We have a wide range of flexible working support available that is in place for staff including annualised hours contracts, supporting career breaks, part time working, people working full time over 9-day fortnights, people working some of their time from home, people working both long and short shifts, people taking part of their pension and working reduced hours, and many more! For some staff, having some certainty about their work pattern is equally important to having flexibility. We therefore seek to support staff to work shift patterns that work for them and communicate rosters well in advance.

Encouraging supportive and open conversations

There is no magic bullet to getting this right. The important thing is supportive communication between managers and the people in their teams, listening to their needs and requests and seeing what may be doable.
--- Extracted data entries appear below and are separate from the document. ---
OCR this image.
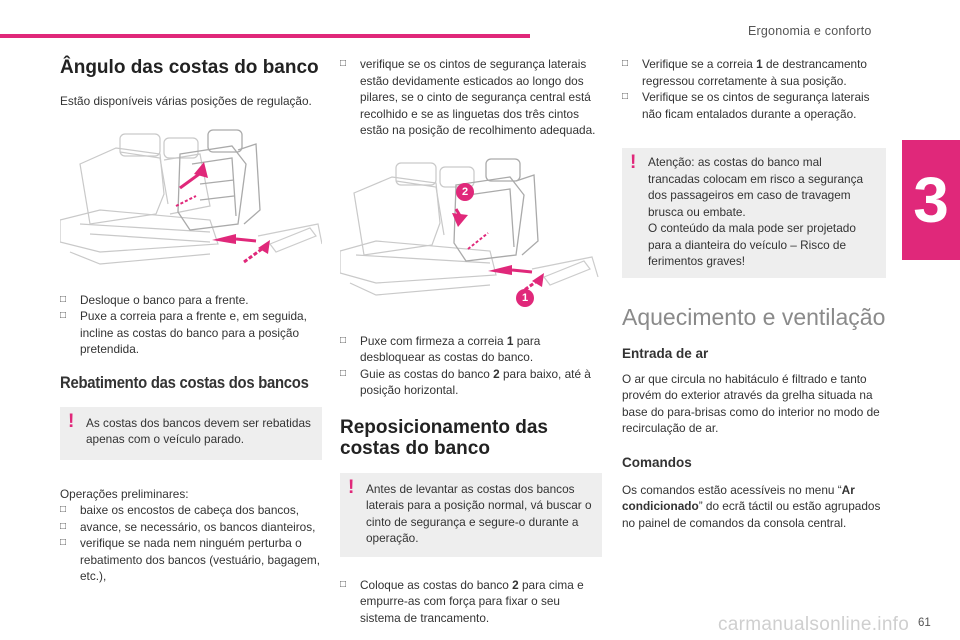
Ergonomia e conforto
3
Ângulo das costas do banco

Estão disponíveis várias posições de regulação.

□ Desloque o banco para a frente.
□ Puxe a correia para a frente e, em seguida, incline as costas do banco para a posição pretendida.
Rebatimento das costas dos bancos
! As costas dos bancos devem ser rebatidas apenas com o veículo parado.

Operações preliminares:

□ baixe os encostos de cabeça dos bancos,
□ avance, se necessário, os bancos dianteiros,
□ verifique se nada nem ninguém perturba o rebatimento dos bancos (vestuário, bagagem, etc.),
□ verifique se os cintos de segurança laterais estão devidamente esticados ao longo dos pilares, se o cinto de segurança central está recolhido e se as linguetas dos três cintos estão na posição de recolhimento adequada.
2
1
□ Puxe com firmeza a correia 1 para desbloquear as costas do banco.
□ Guie as costas do banco 2 para baixo, até à posição horizontal.
Reposicionamento das costas do banco
! Antes de levantar as costas dos bancos laterais para a posição normal, vá buscar o cinto de segurança e segure-o durante a operação.

□ Coloque as costas do banco 2 para cima e empurre-as com força para fixar o seu sistema de trancamento.
□ Verifique se a correia 1 de destrancamento regressou corretamente à sua posição.
□ Verifique se os cintos de segurança laterais não ficam entalados durante a operação.
! Atenção: as costas do banco mal trancadas colocam em risco a segurança dos passageiros em caso de travagem brusca ou embate.

O conteúdo da mala pode ser projetado para a dianteira do veículo – Risco de ferimentos graves!

Aquecimento e ventilação
Entrada de ar

O ar que circula no habitáculo é filtrado e tanto provém do exterior através da grelha situada na base do para-brisas como do interior no modo de recirculação de ar.

Comandos

Os comandos estão acessíveis no menu “Ar condicionado” do ecrã táctil ou estão agrupados no painel de comandos da consola central.

carmanualsonline.info 61
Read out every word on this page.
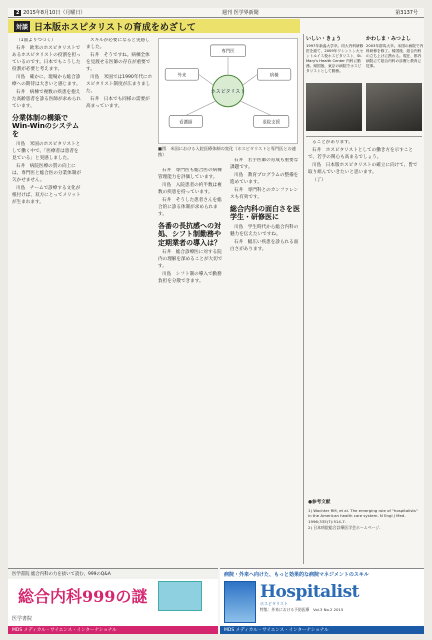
2 2015年8月10日（月曜日）	週刊 医学界新聞	第3137号
対談 日本版ホスピタリストの育成をめざして

（1面よりつづく）

石井　欧米のホスピタリストであるホスピタリストの役割を担っているのです。日本でもこうした役割が必要と考えます。

川島　確かに、現場から総合診療への期待は大きいと感じます。

石井　病棟で複数の疾患を抱えた高齢患者を診る医師が求められています。

分業体制の構築でWin-Winのシステムを

川島　米国のホスピタリストとして働く中で、「医療者は患者を見ている」と実感しました。

石井　病院医療の質の向上には、専門医と総合医の分業体制が欠かせません。

川島　チームで診療する文化が根付けば、双方にとってメリットが生まれます。

スキルが必要になると実感しました。

石井　そうですね。病棟全体を見渡せる医師の存在が重要です。

川島　米国では1990年代にホスピタリスト制度が広まりました。

石井　日本でも同様の需要が高まっています。

ホスピタリスト
専門医
外来	病棟
看護師	退院支援
■図　米国における入院医療体制の変化（ホスピタリストと専門医との連携）

石井　専門医も総合医の病棟管理能力を評価しています。

川島　入院患者の約半数は複数の疾患を持っています。

石井　そうした患者さんを総合的に診る体制が求められます。

各番の長抗感への対処、シフト制勤務や定期業者の導入は？

石井　総合診療医に対する院内の理解を深めることが大切です。

川島　シフト制の導入で勤務負担を分散できます。

石井　若手医師の育成も重要な課題です。

川島　教育プログラムの整備を進めています。

石井　専門科とのカンファレンスも有効です。

総合内科の面白さを医学生・研修医に

川島　学生時代から総合内科の魅力を伝えたいですね。

石井　幅広い疾患を診られる面白さがあります。

いしい・きょう
1997年新潟大学卒。同大内科研修医を経て、2009年ワシントン大セントルイス校ホスピタリスト、St. Mary's Health Center 内科に勤務。帰国後、東京の病院でホスピタリストとして勤務。
かわしま・みつよし
2003年群馬大卒。米国の病院で内科研修を修了。帰国後、総合内科の立ち上げに携わる。現在、都内病院にて総合内科の診療と教育に従事。

ることがあります。

石井　ホスピタリストとしての働き方を示すことで、若手の関心も高まるでしょう。

川島　日本版ホスピタリストの確立に向けて、皆で取り組んでいきたいと思います。

（了）

●参考文献
1) Wachter RM, et al. The emerging role of "hospitalists" in the American health care system. N Engl J Med. 1996;335(7):514-7.
2) 日本病院総合診療医学会ホームページ.
医学書院 総合内科の力を抜いて読む、999のQ&A
総合内科999の謎
医学書院
MDS メディカル・サイエンス・インターナショナル
病院・外来へ向けた、もっと効果的な病院マネジメントのスキル
Hospitalist
ホスピタリスト
特集：外来における予防医療　Vol.3 No.2 2015
MDS メディカル・サイエンス・インターナショナル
We encourage positive conversations about flexible working at all levels of the organisation and we consider this as one of the things that contribute to employee wellbeing, when we discuss appraisals too.

On a national level, the NHS is focused on this too and a national working group looking at people policies for roll out broadly across the NHS has prioritised work on a Flexible Working policy to further encourage organisations to pay attention to this and help support and build the workforce we require in the future.

On a very personal level, I get this. As a mum of two children I have really valued the opportunity to work flexibly throughout my career and I’m lucky that in my role, I am supported to have the flexibility I need. I anticipate that, like me, many people prize this as being one of the primary things they value about their experience of work – I get to give my best, while not forgetting I have responsibilities and focus outside of work too.